TİGEM'in 2015-2016 yılına ilişkin raporları TBMM KİT Komisyonu'nda görüşüldü. Genel Müdür Ayşe Işıkgece, kurumun hayvancılıkta yaptığı çalışmaları anlatırken şu bilgiyi verdi: “Damızlık hayvan üretimi, ıslahı ve satışıyla ilgili çalışmalarımız var. 14 tane işletmemizde 5 ırkla damızlık sığır yetiştiriciliği faaliyetlerimizi sürdürüyoruz. Damızlık sığır varlığımız son dokuz yılda 17 bin baştan 32 bin başa, damızlık sığır dağıtımımız ise 4 bin baştan 7 bin başa çıkarılmıştır.”

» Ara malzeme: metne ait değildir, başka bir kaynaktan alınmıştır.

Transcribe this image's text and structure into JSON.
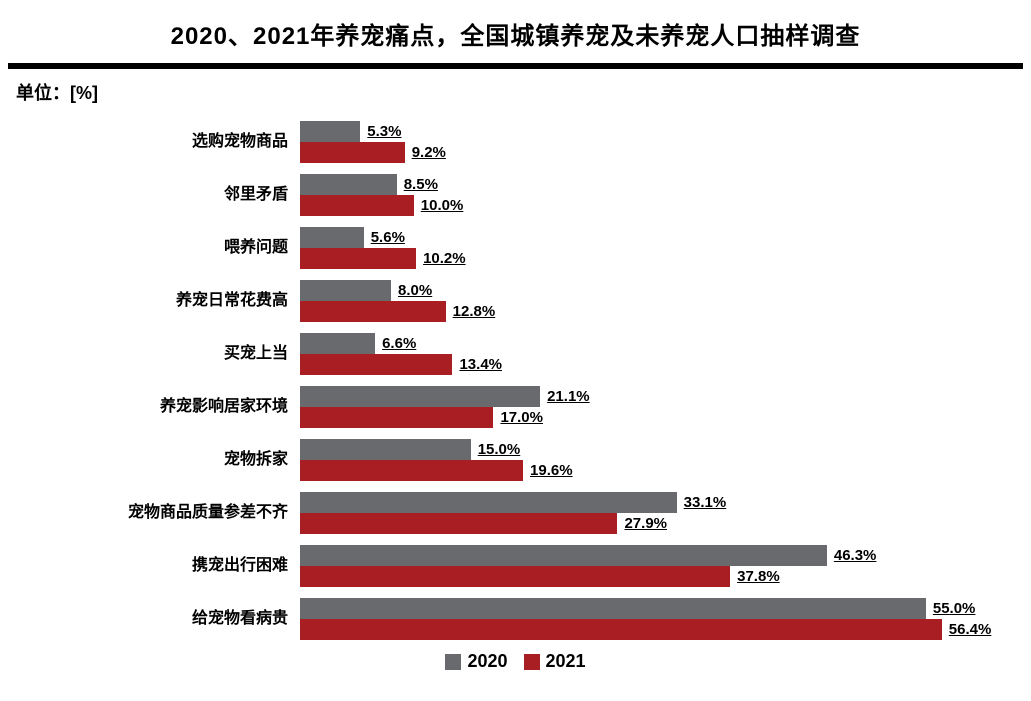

NEYE BENZEDİĞİ BELLİ OLMAYAN HAYVAN
Komisyon üyesi İYİ Partili Bedri Yaşar, ithal edilen hayvanların bazı şehirlerde ciddi sorunlara yol açtığını anlattı. Seçim bölgesi Samsun'dan örnek veren Yaşar, “Geçen Samsun'a da 20 bin baş, neye benzediğini de bizim tam anlayamadığımız bir hayvan gelmişti. Bir hafta Samsun'un sokaklarında dolaşılamadı. Yani kokudan biz bir hafta, Samsunluların tamamı, böyle perişan bir vaziyetteydi. Geçen İzmir'e yanaşanı herhâlde İskenderun'a paketlediler” dedi.
"KENDİ IRKIMIZI GÖRMEK İSTİYORUZ"
Yaşar, TİGEM yetkililerine “Sonuç şu: Biz artık hayvancılıkta da kendi ırklarımızı görmek istiyoruz yani kendi geliştirdiğimiz, düve mi dersiniz, neyse bunu görmek istiyoruz” deyince CHP Amasya Milletvekili Mustafa Tuncer, ‘Karasığır' diye örnek verdi. Bedri Yaşar, dünyadaki örnekleri sayarak, şöyle konuştu: “Artık bu Hollanda'nın Holstein'ından, Amerika'nın bilmem nesinden, Afrika'nın Angus'undan mangusundan bıktık usandık. Yani bunca bir geçmişi olan TİGEM'in hâlâ bugüne kadar hayvancılık konusunda yeterli oranda bir ırk geliştirmemiş olmasını da ben biraz yadırgıyorum.”